From my perspective, what is at stake is not just justice and equity for the poor and minority residents of our big cities, important as that is, but the viability of the Republic, and we don’t have much time. I have been looking at the education systems of the countries that have been most successful in educating their students because they have done so much better than we—on average achievement, the achievement of their top performers, and on all the relevant gaps in the performance among their own students. We act in the United States as if it is up to us smart Americans to invent a new and better way to educate our children. Which is exactly what the CDC did when the coronavirus hit. The CDC wasted almost two precious months designing new tests that ultimately did not work when perfectly good tests were available from the Swiss from the start. We get first prize for hubris in all departments.
Our whole education system is incoherent and broken. It was designed for another era and needs to be rebuilt. That sounds impossible, but most of the top performers rebuilt their own systems sometime in the last fifty years. They only did it when they faced what they took to be a crisis. The nature of those crises varied, of course. We think there is a crisis, but it is not in the schools that serve our kids, it is in the public schools in the city. We come up with ideas for creating schools there that we would not dream of sending our own kids to. I regard that as totally irrational. Wrong definition of the problem—wrong solution.

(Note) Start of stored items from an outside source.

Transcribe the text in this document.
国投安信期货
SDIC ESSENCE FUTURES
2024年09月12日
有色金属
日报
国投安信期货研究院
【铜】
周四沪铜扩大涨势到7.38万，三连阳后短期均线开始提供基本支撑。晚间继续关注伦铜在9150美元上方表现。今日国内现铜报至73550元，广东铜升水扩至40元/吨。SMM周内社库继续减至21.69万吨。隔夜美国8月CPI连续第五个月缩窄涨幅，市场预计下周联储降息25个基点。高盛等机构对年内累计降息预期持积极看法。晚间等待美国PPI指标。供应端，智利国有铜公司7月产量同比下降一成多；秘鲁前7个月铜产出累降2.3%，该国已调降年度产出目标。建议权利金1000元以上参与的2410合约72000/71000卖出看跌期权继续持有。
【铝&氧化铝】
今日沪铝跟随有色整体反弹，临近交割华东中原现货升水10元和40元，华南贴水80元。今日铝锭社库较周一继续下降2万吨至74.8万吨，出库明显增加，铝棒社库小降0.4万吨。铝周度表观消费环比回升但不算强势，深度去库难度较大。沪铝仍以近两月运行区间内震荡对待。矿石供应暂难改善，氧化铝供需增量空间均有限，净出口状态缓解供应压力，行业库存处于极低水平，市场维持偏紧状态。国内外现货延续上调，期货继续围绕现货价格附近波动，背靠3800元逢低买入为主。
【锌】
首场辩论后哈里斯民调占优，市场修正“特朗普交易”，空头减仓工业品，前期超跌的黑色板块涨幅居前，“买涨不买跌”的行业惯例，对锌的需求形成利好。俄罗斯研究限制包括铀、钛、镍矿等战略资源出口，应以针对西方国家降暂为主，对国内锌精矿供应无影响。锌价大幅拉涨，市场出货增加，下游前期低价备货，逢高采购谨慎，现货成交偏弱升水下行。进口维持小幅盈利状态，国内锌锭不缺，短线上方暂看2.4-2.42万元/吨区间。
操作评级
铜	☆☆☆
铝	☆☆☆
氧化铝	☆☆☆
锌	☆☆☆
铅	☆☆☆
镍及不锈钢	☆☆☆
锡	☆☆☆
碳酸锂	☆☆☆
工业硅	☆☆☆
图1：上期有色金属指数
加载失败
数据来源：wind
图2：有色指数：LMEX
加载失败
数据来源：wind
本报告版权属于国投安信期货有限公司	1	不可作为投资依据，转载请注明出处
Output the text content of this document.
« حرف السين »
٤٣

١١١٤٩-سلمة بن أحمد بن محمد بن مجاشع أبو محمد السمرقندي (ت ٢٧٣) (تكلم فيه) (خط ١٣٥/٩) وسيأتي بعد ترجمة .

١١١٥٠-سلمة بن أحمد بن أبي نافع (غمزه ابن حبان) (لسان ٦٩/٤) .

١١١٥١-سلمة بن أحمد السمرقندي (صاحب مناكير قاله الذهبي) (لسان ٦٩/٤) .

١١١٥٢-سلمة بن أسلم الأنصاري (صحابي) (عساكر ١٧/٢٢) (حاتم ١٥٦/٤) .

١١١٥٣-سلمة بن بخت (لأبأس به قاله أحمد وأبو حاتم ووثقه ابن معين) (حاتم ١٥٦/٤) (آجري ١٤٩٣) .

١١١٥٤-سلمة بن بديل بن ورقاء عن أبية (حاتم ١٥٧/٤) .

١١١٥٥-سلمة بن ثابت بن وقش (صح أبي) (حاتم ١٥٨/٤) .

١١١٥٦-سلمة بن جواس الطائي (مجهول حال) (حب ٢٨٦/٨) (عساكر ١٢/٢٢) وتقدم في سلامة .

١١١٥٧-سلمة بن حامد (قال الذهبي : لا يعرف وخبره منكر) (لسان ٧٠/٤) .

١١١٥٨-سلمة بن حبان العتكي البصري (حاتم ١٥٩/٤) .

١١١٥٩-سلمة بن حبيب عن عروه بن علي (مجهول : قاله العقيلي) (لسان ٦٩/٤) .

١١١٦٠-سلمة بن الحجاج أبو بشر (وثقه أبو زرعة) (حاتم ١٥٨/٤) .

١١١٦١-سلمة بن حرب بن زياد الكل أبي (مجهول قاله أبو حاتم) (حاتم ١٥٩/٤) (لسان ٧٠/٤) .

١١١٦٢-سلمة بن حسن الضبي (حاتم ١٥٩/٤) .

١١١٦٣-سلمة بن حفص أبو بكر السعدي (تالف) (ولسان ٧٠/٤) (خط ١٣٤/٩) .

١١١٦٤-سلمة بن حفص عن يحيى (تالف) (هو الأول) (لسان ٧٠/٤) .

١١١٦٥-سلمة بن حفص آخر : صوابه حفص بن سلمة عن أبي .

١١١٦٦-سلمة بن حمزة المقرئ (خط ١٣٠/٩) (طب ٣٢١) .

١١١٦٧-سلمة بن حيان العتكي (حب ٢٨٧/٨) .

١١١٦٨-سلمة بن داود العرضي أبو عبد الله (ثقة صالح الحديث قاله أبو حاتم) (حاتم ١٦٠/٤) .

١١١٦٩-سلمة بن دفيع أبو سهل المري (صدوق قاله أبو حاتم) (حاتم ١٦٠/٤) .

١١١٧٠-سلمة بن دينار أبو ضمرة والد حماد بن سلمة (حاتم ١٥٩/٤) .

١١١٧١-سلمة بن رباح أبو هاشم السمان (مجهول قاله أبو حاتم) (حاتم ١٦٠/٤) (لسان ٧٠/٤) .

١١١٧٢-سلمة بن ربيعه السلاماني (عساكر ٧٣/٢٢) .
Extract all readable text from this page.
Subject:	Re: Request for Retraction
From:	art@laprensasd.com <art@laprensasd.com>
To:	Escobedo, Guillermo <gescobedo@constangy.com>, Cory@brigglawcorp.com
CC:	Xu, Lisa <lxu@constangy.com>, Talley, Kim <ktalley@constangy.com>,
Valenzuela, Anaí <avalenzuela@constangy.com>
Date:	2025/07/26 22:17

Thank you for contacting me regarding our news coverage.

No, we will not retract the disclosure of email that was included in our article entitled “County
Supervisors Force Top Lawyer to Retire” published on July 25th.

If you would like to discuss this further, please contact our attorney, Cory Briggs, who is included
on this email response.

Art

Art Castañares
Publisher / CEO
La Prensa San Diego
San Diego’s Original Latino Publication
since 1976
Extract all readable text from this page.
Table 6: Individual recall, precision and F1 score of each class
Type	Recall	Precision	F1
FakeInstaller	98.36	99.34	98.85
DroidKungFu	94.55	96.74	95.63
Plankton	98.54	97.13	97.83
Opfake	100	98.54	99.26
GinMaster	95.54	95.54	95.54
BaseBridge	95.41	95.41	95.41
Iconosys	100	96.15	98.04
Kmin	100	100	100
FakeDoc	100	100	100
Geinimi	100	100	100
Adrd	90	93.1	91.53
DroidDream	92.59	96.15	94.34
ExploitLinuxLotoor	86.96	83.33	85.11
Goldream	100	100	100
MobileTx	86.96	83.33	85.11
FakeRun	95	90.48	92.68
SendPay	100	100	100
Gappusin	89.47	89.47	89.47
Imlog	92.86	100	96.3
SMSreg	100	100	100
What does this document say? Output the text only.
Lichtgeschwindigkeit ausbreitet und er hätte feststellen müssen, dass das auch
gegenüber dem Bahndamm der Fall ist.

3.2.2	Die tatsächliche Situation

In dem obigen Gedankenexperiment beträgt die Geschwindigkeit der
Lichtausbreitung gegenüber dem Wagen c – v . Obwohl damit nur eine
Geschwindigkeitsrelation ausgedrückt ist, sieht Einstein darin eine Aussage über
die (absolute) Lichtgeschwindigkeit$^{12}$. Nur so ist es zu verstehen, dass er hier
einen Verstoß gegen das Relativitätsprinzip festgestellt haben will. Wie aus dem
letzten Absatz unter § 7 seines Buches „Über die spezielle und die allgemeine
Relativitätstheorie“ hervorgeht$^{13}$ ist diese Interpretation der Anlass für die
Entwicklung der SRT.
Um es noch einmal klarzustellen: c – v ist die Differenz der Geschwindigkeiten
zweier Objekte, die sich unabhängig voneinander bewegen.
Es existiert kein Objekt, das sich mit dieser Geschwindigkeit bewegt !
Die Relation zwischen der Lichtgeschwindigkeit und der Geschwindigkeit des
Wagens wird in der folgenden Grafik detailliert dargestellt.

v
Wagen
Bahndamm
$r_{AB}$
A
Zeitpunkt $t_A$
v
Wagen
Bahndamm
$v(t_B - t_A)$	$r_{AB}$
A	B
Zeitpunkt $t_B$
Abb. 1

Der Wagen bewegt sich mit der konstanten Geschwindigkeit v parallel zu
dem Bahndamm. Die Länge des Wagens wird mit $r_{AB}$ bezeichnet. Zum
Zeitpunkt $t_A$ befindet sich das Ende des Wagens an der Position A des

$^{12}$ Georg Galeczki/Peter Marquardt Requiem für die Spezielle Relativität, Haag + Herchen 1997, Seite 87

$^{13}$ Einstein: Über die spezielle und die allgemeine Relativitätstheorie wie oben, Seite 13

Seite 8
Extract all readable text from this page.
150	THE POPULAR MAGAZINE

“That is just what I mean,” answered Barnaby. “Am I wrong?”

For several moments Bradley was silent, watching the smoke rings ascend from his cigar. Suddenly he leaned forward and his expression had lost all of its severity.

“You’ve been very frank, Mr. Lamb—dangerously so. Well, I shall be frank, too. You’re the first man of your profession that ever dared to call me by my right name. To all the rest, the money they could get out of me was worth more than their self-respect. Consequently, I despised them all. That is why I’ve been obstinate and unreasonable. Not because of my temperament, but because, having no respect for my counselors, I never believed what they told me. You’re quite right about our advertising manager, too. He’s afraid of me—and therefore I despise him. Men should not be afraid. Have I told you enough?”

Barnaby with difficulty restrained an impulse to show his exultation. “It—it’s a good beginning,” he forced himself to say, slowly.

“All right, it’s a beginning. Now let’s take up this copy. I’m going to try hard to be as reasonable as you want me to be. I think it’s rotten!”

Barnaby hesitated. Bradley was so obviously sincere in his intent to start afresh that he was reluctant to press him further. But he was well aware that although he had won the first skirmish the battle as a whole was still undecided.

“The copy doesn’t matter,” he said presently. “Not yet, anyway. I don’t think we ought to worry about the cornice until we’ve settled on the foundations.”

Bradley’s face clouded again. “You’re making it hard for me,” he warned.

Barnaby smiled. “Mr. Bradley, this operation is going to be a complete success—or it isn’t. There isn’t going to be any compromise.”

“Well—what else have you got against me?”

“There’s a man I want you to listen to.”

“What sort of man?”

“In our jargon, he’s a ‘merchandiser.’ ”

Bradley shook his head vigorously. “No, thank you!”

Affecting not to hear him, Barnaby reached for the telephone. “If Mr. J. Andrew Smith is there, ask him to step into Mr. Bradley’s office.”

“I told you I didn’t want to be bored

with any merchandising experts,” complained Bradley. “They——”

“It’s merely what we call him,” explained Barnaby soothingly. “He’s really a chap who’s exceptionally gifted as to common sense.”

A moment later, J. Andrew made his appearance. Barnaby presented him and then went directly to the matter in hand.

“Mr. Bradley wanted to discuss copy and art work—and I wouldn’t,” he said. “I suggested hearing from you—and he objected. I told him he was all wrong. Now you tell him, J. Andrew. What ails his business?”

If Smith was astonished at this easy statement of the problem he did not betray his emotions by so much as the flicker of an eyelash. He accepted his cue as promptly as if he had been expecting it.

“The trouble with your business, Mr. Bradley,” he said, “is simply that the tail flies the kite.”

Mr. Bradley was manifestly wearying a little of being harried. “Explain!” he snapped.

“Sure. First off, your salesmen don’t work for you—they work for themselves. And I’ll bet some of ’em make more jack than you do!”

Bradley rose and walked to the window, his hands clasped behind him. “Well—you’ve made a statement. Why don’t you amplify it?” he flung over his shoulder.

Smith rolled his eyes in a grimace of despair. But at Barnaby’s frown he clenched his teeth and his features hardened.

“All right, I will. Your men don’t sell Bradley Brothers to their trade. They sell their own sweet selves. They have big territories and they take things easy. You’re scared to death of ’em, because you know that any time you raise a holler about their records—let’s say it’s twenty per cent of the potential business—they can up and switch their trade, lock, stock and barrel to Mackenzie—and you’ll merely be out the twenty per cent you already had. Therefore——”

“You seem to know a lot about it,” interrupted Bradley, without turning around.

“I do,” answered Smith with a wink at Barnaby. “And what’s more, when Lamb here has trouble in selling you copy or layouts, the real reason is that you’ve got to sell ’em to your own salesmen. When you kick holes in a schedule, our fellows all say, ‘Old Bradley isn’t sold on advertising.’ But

I am not opposed to charter schools. Indeed, I served with pride as a founding member of the board of the BASIS Schools charter in Washington, D.C. But, from where I stand, there is no evidence at all that widespread implementation of charter schools will result in the dramatic changes in student performance in the United States that are now required. For me, charter schools are a policy Band-Aid when a heart transplant is needed.
Through my whole professional career, I have been deeply concerned about the lousy education that most Black and Hispanic kids are getting in our inner cities. But my experience in my home state of Maine, which has lost its forest products industry, shoe industry, textile industry and fin fish industry in my lifetime, has made it clear that the same thing can be said of the rural schools I am surrounded by and a growing number of the kids in our low-income suburbs. What is so deeply depressing to me is that I see our politics pitting poorly educated Whites against poorly educated Blacks, Latinos, and Native Americans. The problem isn’t the “others.” It is the poor education that the majority of young Americans are getting that is robbing them of their future and bidding fair to rob all of us of our country.
That is why I see charters as a side show.